Зеленые, сине-белые, красно-дымчатые камни легли на стол, и, – странно, отметил для себя Литвинов, – стол сразу же стал иным, тяжелым, и не светлым вовсе, а темным, вбирающим в себя загадочные высверки камней. Камни, казалось, только изредка вбирали в себя жухлые лучи солнца, и тогда холодно выстреливали граненым, переливным, звездным светом, и длилось это всего мгновение, а после солнце растворялось в молчании камня, и он, продолжая быть прежним, тем не менее становился иным – в таинственном, сокрытом от человеческого понимания качестве: он вбирал в себя свет навсегда – прочно и жадно.
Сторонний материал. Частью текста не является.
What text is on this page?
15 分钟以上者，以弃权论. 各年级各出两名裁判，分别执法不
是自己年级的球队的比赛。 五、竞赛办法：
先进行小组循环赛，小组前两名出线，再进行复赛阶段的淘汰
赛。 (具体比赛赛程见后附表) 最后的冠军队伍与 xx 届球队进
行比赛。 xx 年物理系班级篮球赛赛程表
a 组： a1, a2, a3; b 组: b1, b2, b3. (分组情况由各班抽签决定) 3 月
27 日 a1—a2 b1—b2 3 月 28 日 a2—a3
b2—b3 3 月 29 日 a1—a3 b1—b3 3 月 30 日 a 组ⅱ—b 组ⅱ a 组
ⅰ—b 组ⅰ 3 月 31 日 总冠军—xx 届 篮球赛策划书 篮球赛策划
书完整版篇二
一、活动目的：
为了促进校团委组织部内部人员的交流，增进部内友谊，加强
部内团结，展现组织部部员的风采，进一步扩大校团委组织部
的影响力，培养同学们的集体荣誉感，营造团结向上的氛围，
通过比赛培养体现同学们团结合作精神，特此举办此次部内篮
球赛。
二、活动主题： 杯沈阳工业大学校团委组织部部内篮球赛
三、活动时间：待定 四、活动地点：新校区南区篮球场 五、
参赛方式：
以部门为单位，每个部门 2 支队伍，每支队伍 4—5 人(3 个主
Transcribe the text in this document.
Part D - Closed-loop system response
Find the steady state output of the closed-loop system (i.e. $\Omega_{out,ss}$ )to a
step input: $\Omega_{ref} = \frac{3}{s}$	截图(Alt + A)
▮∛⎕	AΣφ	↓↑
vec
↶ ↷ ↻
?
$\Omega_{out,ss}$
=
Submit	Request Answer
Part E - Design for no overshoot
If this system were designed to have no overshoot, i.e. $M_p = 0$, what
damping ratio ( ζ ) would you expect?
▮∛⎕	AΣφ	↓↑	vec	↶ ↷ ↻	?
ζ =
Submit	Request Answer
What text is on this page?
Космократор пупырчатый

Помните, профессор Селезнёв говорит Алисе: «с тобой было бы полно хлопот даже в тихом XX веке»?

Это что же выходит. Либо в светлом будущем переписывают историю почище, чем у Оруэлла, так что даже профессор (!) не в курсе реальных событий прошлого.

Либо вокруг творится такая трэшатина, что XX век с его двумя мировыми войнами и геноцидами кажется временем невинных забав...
– Любите камни? – услышал Пожамчи голос посла. Он услышал его глуховатый голос откуда-то издалека, и было противно слышать этот голос, потому что он был сух и обычен, а Пожамчи, разглядывая камни, всегда говорил шепотом – как в храме божьем.
– Как же их не любить? – ответил он. – Тут за каждым камнем – история.
– Вот этот, например, – спросил Литвинов, притрагиваясь пальцем к большому серо-голубому жемчугу. – Он же бесцветный и неинтересный…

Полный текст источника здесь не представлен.